2 Post author: AllanCrossman 01 September 2009 10:54AM

You are viewing a comment permalink. View the original post to see all comments and the full post content.

Comments (179)

You are viewing a single comment's thread. Show more comments above.

Comment author: cousin_it 07 September 2009 12:27:11PM *  2 points [-]

Just found this note in Shalizi's notebooks which casts an interesting shadow on the Solomonoff prior:

The technical results say that a classification rule is simple if it has a short description, measured in bits. (That is, we are in minimum description length land, or very close to it.) The shorter the description, the tighter the bound on the generalization error. I am happy to agree that this is a reasonable (if language-dependent) way of defining "simplicity" for classifier rules. However, so far as I can tell, this really isn't what makes the proofs work.

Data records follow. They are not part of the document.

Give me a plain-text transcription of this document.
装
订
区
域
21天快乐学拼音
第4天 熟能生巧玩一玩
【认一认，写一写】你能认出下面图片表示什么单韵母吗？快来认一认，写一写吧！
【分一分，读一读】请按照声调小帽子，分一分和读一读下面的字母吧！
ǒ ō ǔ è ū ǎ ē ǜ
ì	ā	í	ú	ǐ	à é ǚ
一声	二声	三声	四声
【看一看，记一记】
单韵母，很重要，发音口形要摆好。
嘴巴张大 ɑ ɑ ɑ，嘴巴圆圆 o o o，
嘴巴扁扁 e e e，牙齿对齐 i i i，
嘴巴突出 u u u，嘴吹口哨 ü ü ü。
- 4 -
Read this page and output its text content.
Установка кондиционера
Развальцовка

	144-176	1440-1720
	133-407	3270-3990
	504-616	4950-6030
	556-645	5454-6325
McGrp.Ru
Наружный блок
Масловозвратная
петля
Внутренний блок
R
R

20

What actually makes the proofs go is the fact that there are not very many binary strings of length m for small m. Finding a classifier with a short description means that you have searched over a small space. It's the restriction of the search space which really does all the work. It's not the simplicity of the rules which matters, but the fact that simple rules are scarce in the space of all possible rules. If confines oneself to elaborate, baroque rules, but sticks to a particular style of baroque elaboration, one obtains the same effect.

For context, see the Wikipedia page on PAC learning or this lecture by Scott Aaronson.

Comment author: Wei_Dai 11 September 2009 06:57:41PM *  2 points [-]

Looks like I almost missed a very interesting discussion. Hope I'm not too late in joining it.

As far as I can tell, you still need the Solomonoff prior for decision making. Kevin T. Kelly's Ockham Efficiency Theorem says that by using Ockham's Razor you minimize reversals of opinion prior to finding the true theory, but that seems irrelevant when you have to bet on something, especially since even after you've found the truth using Ockham's Razor, you don't know that you've found it.

Also, I think there's a flaw in Shalizi's argument:

Suppose one of these rules correctly classifies all the data.

But if you're working with a sparse random subset of the rules, why would any of them correctly classify all the data? In algorithmic information theory, the set of rules is universal so one of them is guaranteed to fit the data (assuming the input is computable, which may not be a good assumption but that's a separate issue).

Comment author: cousin_it 15 September 2009 10:55:14AM *  0 points [-]

All good points if the universe has important aspects that are computable, which seems uncontroversial to me. Thanks for the link, I'd lost it sometime ago, that thread is pretty epic.